Boeing's 737 MAX production rate stands at 47 aircraft per month as of late May 2026, with CEO Kelly Ortberg signaling a measured, phased approach to eventual expansion toward a long-term target of 63 per month. Speaking at the Bernstein Strategic Decisions Conference, Ortberg emphasized that Boeing will spend months stabilizing operations at the current rate before seeking FAA approval to climb to 52 per month — the same rate the program held in March 2019 immediately before the dual-fatal-crash grounding that idled the fleet for 21 months. Unlike the pre-grounding era, when Renton was being pushed toward 57 aircraft monthly, Ortberg has explicitly abandoned the idea of running that single facility to its structural limits. Instead, Boeing is activating the North Line in Everett, Washington, a separate final assembly line that will initially operate at a lower rate and represent a near-term drag on margins before becoming a meaningful production and profitability contributor. The North Line also provides a manufacturing capability that Renton cannot: full nose-to-tail assembly of the 737 MAX 10, the longest and most complex variant in the family.
The certification status of the MAX 7 and MAX 10 carries direct implications for airline fleet planners and operators awaiting those variants.
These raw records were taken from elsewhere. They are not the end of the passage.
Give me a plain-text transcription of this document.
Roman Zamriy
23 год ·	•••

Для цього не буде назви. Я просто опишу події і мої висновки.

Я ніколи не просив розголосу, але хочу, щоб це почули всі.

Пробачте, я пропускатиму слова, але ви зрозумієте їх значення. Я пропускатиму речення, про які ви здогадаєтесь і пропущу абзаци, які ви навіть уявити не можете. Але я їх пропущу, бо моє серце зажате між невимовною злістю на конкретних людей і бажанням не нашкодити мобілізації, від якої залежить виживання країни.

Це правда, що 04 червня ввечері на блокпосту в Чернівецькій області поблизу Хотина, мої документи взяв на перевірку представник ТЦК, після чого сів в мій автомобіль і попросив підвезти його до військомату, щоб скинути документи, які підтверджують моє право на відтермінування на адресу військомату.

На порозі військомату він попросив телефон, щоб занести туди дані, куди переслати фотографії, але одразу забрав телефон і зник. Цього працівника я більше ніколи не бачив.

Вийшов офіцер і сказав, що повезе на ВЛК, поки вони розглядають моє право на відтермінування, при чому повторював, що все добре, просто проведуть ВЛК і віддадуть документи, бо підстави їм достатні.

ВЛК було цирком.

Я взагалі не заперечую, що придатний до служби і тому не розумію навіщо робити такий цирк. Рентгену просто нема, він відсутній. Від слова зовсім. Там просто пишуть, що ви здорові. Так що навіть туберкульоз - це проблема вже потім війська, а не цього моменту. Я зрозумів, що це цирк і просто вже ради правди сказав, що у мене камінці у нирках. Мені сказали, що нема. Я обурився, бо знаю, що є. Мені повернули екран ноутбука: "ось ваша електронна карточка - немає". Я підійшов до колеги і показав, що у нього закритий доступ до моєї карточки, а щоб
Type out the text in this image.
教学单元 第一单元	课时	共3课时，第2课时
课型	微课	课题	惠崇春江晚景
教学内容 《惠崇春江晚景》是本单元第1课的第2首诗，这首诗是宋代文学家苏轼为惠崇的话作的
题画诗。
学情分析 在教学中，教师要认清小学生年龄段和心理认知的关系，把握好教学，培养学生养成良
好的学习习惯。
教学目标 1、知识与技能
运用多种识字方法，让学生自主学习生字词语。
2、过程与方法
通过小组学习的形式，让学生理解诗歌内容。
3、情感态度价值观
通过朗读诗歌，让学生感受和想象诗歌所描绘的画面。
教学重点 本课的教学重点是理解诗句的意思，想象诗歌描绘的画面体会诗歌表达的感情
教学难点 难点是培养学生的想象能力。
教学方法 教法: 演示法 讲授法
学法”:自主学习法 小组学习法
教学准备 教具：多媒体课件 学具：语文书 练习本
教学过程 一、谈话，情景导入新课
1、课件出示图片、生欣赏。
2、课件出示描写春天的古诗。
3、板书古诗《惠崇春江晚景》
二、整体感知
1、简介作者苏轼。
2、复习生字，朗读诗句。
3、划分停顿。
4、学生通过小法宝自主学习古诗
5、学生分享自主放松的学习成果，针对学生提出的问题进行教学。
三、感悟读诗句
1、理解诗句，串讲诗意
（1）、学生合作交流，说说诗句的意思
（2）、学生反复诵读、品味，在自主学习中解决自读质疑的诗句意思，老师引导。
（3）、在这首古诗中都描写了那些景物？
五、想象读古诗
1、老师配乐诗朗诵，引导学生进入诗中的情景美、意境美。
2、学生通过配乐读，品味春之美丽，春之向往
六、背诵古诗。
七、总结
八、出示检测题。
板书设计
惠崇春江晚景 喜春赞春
Ortberg disclosed that Boeing is approximately 80 percent complete with the certification flight test program for both aircraft, with simultaneous test campaigns running across multiple platforms — three 777s and two 737s flying concurrently. The MAX 7 is expected to receive type certification before the MAX 10 due to the larger variant's additional complexity. Both certifications are targeted for completion by year-end 2026, enabling a meaningful ramp in MAX 10 deliveries in 2027. For carriers that have placed orders contingent on MAX 10 entry into service, this timeline represents a concrete, if still cautious, commitment from Boeing leadership after years of slippage. Airlines operating or evaluating the current MAX 8 and MAX 9 fleet will also note that production continuity at 47 per month, combined with stable quality processes emphasized by Ortberg, suggests fewer of the workmanship escapes and post-delivery rework events that plagued earlier output.
The 777X program remains the most financially consequential unresolved item on Boeing's commercial aircraft ledger. Ortberg confirmed that 777-9 flight test work is expected to wrap up by end of 2026 with one significant exception: ETOPS certification, the extended overwater twin-engine operational approval required before airlines can fly the type on long transoceanic routes. That final certification phase will carry into 2027, pushing full revenue-generating deliveries into next year at the earliest, with bulk handovers expected in 2028. The program has consumed $15.729 billion in write-offs to date, with an additional $2 billion in cash burn projected through 2026 and 2027. For operators — particularly the large Gulf carriers, Asian flag carriers, and U.S. network airlines that are anchor customers for the 777-9 — the ETOPS delay is operationally significant. An aircraft certified for type but not yet ETOPS-approved cannot be deployed on the ultra-long-haul routes that represent its primary commercial mission, meaning even early deliveries will have restricted utility until that approval is in hand. The 777X-F freighter, meanwhile, is tracking roughly two years behind the passenger variant, a reality that will keep cargo operators reliant on the legacy 777F and competing Airbus widebodies for the foreseeable future.
The 787 Dreamliner program presents a different category of operational friction: aircraft are being completed at 8 per month in Charleston but are sitting finished and undelivered due to seat certification backlogs. Ortberg described the problem explicitly — interiors vary so substantially by airline customer that each new seating configuration requires its own FAA and EASA certification process, and Boeing is working through a substantial queue of those approvals simultaneously. This creates delivery lumpiness that affects airline capacity planning, particularly for carriers that have built schedule expansion or fleet transition timelines around specific 787 arrival dates. The seat certification bottleneck does not reflect a structural manufacturing defect but rather a regulatory process throughput constraint compounded by the sheer volume and diversity of cabin configurations Boeing is certifying at once. For Part 91 and charter operators watching the commercial widebody market, the compressed delivery schedules and eventual resolution of these backlogs will influence used and lease market pricing on the 787 family as deferred deliveries eventually clear and the supply picture normalizes.
Taken together, Ortberg's public statements at Bernstein represent a production and certification roadmap that is more conservative, more transparency-oriented, and more explicitly sequenced than Boeing's pre-crisis communications. The deliberate staging of rate increases, the acknowledgment of near-term margin headwinds from the North Line ramp, and the candid discussion of ETOPS delays on the 777-9 reflect a management posture shaped by the regulatory, financial, and reputational consequences of the MAX grounding and the years of quality failures that followed. For the broader commercial aviation ecosystem — airlines, lessors, MROs, and the pilot workforce — Boeing's stabilization matters because single-source dependency on 737 MAX narrowbody production underpins a significant share of global short-to-medium-haul capacity planning. A credible path to 63 aircraft per month, if Boeing can execute it, would meaningfully ease the supply constraints that have kept aircraft values elevated, lease rates firm, and pilot demand intense across the industry since 2021.